The book was a call to arms for improving how STEM courses are taught and attracting and retaining more women and minorities, all with the goal of stemming the high attrition rates. (Seymour and Hewitt pegged the rate at 55% for their diverse sample of colleges and research universities.)
For 2 decades, that philosophy has ruled: A 2012 report by a White House science advisory panel, for example, concluded that the single most effective way to preserve U.S. competitiveness would be to lower the STEM attrition rate in college. The National Science Foundation and the Alfred P. Sloan Foundation are even funding a follow-up to the original study, tabbed Talking About Leaving Revisited, aimed at understanding why efforts to retain students in STEM majors haven't made a dent in attrition rates.
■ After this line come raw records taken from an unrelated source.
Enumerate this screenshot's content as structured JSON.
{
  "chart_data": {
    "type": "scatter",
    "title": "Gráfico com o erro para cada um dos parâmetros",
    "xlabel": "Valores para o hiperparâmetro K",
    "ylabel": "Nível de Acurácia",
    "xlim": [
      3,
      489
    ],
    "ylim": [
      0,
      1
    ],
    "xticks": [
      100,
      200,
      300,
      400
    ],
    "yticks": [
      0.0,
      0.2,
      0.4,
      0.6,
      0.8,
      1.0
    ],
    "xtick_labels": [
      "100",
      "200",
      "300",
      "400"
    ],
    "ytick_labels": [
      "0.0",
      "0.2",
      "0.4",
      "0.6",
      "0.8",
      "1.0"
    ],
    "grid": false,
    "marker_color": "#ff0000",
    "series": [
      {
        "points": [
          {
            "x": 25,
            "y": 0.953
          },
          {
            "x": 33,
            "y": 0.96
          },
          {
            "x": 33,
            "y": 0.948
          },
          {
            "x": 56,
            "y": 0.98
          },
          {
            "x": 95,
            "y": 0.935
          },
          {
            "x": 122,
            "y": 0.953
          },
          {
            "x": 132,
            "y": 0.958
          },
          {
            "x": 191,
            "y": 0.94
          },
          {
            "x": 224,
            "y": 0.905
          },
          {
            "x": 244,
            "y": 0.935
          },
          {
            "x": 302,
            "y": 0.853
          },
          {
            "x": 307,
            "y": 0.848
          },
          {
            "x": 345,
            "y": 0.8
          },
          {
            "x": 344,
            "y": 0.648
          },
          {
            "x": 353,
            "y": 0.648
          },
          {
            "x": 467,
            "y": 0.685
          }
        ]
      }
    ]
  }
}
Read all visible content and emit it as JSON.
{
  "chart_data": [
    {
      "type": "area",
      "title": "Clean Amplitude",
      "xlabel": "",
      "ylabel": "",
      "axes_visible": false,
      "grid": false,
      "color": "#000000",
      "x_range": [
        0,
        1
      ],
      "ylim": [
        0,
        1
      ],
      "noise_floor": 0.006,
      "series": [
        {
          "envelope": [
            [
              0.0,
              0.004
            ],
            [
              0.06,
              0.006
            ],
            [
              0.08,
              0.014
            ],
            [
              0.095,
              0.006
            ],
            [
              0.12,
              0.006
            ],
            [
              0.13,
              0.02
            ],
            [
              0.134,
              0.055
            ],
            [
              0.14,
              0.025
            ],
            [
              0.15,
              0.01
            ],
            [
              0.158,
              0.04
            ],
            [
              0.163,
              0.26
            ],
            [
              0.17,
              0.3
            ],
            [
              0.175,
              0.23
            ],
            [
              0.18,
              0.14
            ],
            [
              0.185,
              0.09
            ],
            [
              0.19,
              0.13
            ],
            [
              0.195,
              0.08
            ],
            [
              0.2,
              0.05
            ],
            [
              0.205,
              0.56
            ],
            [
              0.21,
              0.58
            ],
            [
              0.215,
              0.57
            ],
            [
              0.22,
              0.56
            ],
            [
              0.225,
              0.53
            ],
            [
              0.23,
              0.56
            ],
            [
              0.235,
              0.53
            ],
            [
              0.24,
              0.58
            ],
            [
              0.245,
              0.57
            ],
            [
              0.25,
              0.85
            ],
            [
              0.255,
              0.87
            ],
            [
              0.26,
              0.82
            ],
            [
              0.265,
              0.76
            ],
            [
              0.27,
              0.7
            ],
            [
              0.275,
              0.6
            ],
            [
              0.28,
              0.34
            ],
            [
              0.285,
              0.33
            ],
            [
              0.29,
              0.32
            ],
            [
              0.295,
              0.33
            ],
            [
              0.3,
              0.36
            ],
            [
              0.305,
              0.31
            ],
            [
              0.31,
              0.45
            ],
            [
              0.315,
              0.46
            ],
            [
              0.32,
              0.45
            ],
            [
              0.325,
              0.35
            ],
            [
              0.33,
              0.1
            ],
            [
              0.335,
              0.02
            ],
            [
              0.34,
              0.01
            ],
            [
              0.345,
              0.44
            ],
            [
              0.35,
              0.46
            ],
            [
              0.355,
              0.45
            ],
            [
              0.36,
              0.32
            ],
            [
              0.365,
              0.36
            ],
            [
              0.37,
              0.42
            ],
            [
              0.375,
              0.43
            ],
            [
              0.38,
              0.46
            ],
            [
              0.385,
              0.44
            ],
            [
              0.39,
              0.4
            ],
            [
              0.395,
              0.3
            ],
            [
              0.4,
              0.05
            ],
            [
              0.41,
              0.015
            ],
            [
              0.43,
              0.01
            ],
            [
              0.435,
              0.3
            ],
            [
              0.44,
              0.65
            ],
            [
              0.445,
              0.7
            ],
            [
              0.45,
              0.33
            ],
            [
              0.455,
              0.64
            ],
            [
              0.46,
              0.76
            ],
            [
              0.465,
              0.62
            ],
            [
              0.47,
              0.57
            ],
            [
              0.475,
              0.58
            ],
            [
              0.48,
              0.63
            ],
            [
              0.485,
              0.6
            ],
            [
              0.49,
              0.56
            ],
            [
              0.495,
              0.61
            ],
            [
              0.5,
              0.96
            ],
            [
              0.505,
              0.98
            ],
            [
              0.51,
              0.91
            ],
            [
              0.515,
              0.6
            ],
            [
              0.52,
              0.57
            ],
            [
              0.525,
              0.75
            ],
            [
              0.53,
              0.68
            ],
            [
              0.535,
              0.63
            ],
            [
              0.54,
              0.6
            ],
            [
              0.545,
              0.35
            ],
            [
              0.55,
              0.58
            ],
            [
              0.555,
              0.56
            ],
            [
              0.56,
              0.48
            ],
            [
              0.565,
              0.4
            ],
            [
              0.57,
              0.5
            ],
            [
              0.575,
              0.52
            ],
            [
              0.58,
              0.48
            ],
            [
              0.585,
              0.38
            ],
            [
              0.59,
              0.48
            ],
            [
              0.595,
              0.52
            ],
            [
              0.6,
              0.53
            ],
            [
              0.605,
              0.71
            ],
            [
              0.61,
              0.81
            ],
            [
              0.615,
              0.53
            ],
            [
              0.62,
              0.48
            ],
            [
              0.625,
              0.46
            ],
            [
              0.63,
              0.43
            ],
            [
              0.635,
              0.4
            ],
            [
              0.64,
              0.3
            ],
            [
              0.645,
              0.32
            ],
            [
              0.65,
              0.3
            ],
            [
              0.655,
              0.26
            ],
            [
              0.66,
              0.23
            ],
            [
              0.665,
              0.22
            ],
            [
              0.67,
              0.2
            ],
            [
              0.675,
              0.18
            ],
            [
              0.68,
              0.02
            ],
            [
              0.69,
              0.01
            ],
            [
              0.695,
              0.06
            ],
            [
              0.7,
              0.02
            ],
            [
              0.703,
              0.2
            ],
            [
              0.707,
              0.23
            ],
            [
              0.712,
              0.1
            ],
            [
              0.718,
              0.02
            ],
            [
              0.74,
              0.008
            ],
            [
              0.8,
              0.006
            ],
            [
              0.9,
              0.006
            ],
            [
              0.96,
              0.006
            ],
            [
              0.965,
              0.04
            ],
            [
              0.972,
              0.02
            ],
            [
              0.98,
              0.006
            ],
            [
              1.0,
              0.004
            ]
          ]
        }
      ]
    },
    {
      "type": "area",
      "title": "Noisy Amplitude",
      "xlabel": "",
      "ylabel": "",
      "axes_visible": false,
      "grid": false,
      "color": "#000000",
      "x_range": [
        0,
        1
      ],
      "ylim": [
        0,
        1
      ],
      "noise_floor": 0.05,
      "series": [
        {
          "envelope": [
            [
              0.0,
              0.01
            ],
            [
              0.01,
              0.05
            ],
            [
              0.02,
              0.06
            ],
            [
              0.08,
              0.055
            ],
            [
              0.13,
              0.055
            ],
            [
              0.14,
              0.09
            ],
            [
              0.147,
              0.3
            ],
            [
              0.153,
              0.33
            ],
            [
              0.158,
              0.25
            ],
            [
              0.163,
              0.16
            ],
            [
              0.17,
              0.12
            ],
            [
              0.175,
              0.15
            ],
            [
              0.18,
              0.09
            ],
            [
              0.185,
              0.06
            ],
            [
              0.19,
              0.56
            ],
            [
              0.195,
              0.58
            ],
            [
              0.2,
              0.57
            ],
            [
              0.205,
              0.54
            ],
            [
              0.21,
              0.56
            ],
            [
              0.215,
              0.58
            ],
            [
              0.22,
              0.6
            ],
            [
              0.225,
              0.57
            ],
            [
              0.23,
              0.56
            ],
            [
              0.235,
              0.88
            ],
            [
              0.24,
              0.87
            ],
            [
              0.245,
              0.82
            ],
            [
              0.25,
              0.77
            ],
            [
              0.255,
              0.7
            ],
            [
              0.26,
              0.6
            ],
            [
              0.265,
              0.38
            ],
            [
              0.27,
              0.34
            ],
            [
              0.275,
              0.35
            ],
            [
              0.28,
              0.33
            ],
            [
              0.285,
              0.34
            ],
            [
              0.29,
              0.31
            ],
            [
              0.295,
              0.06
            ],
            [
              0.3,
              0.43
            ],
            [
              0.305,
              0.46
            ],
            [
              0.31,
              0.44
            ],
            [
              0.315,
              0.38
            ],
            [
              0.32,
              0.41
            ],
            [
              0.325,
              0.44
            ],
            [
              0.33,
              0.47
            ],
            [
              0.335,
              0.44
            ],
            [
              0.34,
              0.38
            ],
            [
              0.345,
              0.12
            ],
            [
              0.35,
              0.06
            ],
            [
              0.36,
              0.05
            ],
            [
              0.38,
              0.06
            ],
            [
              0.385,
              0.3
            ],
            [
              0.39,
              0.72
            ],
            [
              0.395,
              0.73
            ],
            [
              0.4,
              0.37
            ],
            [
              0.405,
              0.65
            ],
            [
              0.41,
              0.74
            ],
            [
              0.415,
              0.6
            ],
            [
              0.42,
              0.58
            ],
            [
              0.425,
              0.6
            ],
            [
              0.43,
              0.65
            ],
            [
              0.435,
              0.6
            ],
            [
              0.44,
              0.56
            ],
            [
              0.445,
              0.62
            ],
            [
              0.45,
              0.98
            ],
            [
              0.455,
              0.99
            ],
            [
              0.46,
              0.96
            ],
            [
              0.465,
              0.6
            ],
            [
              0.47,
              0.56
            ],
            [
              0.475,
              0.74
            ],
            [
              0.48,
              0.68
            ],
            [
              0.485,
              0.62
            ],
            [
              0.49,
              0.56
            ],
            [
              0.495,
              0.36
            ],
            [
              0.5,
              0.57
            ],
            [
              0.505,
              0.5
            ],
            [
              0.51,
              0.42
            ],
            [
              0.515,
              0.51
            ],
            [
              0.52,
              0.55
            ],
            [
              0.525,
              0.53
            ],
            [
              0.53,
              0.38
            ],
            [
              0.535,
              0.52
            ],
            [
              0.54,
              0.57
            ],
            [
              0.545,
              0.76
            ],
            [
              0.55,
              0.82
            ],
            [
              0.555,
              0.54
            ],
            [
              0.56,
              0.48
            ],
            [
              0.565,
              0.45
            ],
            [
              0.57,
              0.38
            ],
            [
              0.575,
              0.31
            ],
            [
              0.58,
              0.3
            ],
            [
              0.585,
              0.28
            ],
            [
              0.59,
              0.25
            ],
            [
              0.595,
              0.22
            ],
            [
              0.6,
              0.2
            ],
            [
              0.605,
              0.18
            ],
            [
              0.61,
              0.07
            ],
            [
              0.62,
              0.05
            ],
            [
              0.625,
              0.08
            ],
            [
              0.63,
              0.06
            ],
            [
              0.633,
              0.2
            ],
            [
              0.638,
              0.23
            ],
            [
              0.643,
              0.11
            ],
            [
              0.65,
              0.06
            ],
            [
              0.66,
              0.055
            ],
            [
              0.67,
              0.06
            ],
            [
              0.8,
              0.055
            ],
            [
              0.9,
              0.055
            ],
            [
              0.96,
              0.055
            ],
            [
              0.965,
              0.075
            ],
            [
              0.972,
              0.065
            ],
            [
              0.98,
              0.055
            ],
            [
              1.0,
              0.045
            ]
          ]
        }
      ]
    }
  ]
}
But the new studies suggest that efforts to reverse the outflow have ignored a critical factor: It takes time for students to find their way before ultimately choosing a major that's right for them. "We need to develop programs to help students gain a better understanding of the broad array of educational and career options before them," Soldner says.
Those involved in the follow-up to the 1997 study think the RTI data make an important contribution to the debate but don't reduce the importance of efforts to attract and retain students in STEM fields, including a strong focus on women and minorities. "Just because the attrition rate is no higher doesn't mean there isn't a problem," says Joseph Ferrare of the University of Wisconsin, Madison, co-principal investigator on the follow-up study. "And ensuring diversity is also important."
Few would argue with the need to make the STEM workforce more diverse. But the studies provide no clear guidance on where to focus attention. Chen finds, for example, that women are more likely than men to switch majors, while men are more likely to drop out—but only among those seeking bachelor's degrees. (The RTI study included those enrolled in associate degree programs as well.) Looking at racial and ethnic differences, she finds that fewer Asians than blacks switched out of STEM majors but that there was "no measurable difference" in the rates among Asians, whites, and Hispanics.
The influx documented by BCSSE raises a new question: How can institutions trying to grow their STEM programs tap into a potentially much larger pool of talent on college campuses? Leah Gum, who entered the University of Southern California in Los Angeles in 2009 as a theater major, says she is living proof of how to bridge that gap.
"An actor is all I ever wanted to be," Gum says. But after devoting the first semester to courses on her craft, she decided that a career in theater "wouldn't be satisfying in the long run." She also longed for a greater intellectual challenge—what she calls the "academic side" of college. She switched tracks and is now in the last year of a combined, 5-year bachelor's–master's degree program in electrical engineering. After graduation she will join Apple to work as a sensor engineer in their human interfaces devices group at the company's headquarters in Cupertino, California.
"Most people think there's no overlap between being an artist and being a scientist," she notes. "But I disagree. Actors are always trying to understand what motivates their character. And thinking about how people behave translates directly into engineering, where the human-machine interaction is so important."